Women who'd ever taken estrogen during menopause and beyond had a 60 percent higher risk of developing ovarian cancer compared with those who never used the hormone, the researchers found. That risk grew by 7 percent a year, nearly doubled between years 10 and 19, and more than tripled after two decades or longer of the therapy.

While those numbers may sound startling, it's too early in the research to gauge their significance, doctors say.

The results "aren't the kind of information you should use to change your clinical practice, but this is the kind of information that researchers should use to direct how they go in the future," says Dr. Susan Hendrix, an obstetrician at Wayne State University in Detroit.

Hendrix, a principal investigator with the Women's Health Initiative, says that study is also addressing whether estrogen promotes ovarian cancer. "I don't think this is ready for prime time -- it's nothing women or the public should panic about," she says.

In the study led by Lacey, women who switched from estrogen alone to the combination of estrogen and a progestin reduced the increased risk of ovarian cancer somewhat, while those who took the two hormones together from the start had no elevated risk.

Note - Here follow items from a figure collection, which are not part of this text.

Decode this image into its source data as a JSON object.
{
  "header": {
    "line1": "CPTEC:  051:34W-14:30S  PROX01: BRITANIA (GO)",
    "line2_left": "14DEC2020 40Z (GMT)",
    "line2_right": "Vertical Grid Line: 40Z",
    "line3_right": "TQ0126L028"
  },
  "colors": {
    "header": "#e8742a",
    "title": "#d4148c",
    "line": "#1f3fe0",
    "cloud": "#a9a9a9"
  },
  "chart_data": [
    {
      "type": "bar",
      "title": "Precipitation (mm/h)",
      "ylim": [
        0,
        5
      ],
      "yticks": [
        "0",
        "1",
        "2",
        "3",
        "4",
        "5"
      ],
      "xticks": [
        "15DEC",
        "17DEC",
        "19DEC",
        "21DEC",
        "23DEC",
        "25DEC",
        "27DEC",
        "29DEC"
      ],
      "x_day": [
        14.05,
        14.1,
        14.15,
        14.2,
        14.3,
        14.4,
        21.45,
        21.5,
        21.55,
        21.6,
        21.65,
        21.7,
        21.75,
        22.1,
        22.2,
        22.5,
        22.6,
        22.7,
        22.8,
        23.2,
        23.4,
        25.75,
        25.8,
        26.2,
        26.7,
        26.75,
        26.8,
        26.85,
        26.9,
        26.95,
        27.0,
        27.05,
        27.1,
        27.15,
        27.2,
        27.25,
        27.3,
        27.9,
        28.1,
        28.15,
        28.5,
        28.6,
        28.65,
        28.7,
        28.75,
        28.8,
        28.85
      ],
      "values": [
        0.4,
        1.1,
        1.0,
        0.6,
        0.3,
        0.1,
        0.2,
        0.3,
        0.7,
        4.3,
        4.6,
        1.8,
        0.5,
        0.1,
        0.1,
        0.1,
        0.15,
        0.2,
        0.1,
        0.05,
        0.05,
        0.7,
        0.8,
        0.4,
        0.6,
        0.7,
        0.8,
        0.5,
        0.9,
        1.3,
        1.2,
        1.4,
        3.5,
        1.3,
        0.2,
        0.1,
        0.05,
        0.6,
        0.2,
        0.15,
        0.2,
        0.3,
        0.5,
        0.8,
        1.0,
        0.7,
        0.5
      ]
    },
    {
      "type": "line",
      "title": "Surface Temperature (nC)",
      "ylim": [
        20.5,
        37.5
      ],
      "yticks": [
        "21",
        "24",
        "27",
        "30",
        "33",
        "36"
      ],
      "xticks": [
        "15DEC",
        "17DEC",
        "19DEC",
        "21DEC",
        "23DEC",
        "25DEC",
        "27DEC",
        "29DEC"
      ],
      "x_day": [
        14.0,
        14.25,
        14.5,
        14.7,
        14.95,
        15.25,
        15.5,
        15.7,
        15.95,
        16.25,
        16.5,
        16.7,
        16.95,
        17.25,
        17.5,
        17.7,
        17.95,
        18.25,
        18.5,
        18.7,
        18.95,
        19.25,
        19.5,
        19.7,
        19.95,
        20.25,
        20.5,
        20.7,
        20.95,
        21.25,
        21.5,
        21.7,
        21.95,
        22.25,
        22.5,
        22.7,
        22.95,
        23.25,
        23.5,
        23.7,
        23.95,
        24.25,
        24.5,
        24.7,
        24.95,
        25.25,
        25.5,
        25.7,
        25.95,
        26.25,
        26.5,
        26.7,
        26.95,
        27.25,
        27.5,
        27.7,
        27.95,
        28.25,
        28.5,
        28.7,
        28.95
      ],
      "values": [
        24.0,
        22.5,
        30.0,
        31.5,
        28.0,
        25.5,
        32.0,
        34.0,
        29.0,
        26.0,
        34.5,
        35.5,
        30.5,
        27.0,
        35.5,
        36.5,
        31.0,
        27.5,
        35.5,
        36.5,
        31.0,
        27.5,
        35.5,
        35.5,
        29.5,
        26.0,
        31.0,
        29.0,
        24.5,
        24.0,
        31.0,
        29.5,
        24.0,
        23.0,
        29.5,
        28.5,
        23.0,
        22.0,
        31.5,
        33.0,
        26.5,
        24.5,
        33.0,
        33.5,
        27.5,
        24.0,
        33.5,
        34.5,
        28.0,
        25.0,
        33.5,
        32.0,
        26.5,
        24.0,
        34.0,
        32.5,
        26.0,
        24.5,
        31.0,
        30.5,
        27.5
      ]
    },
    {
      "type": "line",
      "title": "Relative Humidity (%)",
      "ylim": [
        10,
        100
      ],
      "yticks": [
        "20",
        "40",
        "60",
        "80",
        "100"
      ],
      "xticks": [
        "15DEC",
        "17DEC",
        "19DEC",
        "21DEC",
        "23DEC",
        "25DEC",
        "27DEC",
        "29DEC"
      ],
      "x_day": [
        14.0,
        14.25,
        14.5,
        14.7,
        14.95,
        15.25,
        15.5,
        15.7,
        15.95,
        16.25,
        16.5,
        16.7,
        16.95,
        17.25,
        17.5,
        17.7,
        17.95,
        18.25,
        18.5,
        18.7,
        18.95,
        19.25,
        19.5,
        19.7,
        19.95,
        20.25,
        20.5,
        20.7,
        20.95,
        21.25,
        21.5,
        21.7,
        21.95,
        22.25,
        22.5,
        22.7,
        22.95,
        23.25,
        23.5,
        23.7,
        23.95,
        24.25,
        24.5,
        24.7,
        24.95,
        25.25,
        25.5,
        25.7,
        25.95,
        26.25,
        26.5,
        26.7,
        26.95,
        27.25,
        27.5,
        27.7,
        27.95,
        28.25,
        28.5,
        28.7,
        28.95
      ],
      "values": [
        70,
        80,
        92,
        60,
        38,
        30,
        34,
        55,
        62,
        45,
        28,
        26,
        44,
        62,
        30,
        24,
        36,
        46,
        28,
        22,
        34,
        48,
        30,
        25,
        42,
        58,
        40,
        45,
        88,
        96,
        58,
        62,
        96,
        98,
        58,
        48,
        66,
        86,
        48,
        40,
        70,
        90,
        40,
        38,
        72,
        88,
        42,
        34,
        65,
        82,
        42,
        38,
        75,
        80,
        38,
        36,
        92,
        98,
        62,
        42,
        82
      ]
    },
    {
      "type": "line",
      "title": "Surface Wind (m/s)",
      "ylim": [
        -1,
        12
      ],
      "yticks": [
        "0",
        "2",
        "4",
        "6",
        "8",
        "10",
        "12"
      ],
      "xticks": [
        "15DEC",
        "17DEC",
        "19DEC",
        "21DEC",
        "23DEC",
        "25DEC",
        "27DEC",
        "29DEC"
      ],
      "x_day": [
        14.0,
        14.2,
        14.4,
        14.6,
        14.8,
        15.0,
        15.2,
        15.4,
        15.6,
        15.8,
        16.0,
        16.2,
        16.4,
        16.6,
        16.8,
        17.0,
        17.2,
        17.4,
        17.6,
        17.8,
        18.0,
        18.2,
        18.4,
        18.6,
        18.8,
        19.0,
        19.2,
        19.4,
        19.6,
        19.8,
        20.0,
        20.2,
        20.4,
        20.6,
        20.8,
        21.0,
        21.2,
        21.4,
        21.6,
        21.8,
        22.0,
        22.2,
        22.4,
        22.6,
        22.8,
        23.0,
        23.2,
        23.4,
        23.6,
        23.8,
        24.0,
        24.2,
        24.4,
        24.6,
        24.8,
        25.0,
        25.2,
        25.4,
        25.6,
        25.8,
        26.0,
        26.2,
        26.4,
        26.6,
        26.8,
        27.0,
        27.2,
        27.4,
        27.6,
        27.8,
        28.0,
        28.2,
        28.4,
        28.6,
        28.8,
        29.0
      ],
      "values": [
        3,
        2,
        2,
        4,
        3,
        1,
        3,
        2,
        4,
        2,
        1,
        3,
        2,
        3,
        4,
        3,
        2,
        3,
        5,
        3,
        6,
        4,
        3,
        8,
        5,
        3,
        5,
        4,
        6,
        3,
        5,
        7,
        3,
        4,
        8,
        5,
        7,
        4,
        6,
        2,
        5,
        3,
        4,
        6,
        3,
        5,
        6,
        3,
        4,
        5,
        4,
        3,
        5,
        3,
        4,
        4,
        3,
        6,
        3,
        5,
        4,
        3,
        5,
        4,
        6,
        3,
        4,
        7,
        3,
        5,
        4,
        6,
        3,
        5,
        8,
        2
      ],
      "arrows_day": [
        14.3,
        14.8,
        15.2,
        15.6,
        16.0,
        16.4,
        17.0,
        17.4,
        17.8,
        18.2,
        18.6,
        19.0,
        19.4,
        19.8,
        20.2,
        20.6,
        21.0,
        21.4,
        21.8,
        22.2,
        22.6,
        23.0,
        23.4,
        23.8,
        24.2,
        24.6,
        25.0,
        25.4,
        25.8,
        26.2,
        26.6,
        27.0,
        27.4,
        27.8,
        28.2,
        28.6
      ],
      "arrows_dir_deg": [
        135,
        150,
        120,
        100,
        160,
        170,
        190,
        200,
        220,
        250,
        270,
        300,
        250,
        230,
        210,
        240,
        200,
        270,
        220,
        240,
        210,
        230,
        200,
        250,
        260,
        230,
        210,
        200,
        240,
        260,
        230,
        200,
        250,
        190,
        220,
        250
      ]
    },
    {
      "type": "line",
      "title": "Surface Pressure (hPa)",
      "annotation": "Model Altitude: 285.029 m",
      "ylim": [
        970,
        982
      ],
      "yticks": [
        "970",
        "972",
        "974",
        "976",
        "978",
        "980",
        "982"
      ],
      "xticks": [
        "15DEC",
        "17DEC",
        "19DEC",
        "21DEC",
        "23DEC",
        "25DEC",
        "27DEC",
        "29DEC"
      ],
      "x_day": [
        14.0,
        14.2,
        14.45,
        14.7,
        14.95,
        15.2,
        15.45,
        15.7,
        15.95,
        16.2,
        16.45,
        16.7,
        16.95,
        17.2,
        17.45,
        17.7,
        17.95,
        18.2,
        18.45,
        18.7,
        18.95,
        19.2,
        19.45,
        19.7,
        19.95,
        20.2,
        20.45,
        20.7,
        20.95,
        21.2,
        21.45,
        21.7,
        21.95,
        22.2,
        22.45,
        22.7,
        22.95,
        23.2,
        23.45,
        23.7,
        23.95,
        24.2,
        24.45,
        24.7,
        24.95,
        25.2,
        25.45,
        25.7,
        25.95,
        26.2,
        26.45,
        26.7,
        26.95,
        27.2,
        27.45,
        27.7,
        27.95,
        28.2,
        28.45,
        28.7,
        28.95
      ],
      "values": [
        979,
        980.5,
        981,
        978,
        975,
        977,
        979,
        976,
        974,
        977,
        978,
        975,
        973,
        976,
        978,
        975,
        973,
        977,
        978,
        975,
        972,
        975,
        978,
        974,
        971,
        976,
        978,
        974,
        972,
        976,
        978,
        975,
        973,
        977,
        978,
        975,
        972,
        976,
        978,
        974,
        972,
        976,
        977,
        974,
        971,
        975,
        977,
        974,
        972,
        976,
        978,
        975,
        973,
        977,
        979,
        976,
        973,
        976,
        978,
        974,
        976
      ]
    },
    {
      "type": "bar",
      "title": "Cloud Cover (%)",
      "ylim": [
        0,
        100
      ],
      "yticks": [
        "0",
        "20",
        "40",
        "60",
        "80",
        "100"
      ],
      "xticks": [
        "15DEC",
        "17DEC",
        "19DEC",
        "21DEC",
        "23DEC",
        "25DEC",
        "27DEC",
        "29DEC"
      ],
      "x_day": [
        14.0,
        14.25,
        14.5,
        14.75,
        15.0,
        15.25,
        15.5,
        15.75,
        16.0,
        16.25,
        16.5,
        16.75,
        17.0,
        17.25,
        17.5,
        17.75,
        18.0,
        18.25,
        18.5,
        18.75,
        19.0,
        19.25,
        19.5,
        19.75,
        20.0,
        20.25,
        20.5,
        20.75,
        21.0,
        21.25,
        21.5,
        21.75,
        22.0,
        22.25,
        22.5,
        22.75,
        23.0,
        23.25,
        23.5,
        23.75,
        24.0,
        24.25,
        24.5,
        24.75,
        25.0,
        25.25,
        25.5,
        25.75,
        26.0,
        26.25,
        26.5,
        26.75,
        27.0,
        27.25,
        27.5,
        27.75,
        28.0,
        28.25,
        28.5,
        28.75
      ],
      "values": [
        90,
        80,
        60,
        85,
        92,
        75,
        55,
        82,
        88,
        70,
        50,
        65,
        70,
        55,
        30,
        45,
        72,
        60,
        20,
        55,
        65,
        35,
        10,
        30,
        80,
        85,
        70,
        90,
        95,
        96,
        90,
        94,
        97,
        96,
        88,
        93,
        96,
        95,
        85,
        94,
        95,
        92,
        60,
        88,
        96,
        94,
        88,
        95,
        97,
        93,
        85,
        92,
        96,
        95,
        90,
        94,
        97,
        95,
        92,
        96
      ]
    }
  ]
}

Lacey says the findings were "consistent" with the results of two other studies reported in the past 18 months. One showed that women who took estrogen for at least 10 years after menopause were more likely to die from ovarian cancer than those who didn't use the treatment. However, he says, more large studies are needed to explore estrogen's effects on the ovaries, as well as that of estrogen plus progestin.

The pharmaceutical industry estimates that 8 million American women take estrogen, and another 6 million use estrogen plus a progestin, often to counter unpleasant symptoms of menopause, such as hot flashes and vaginal dryness. Those numbers are likely to change as women digest the results of the Women's Health Initiative and other studies questioning the overall benefit of the therapies.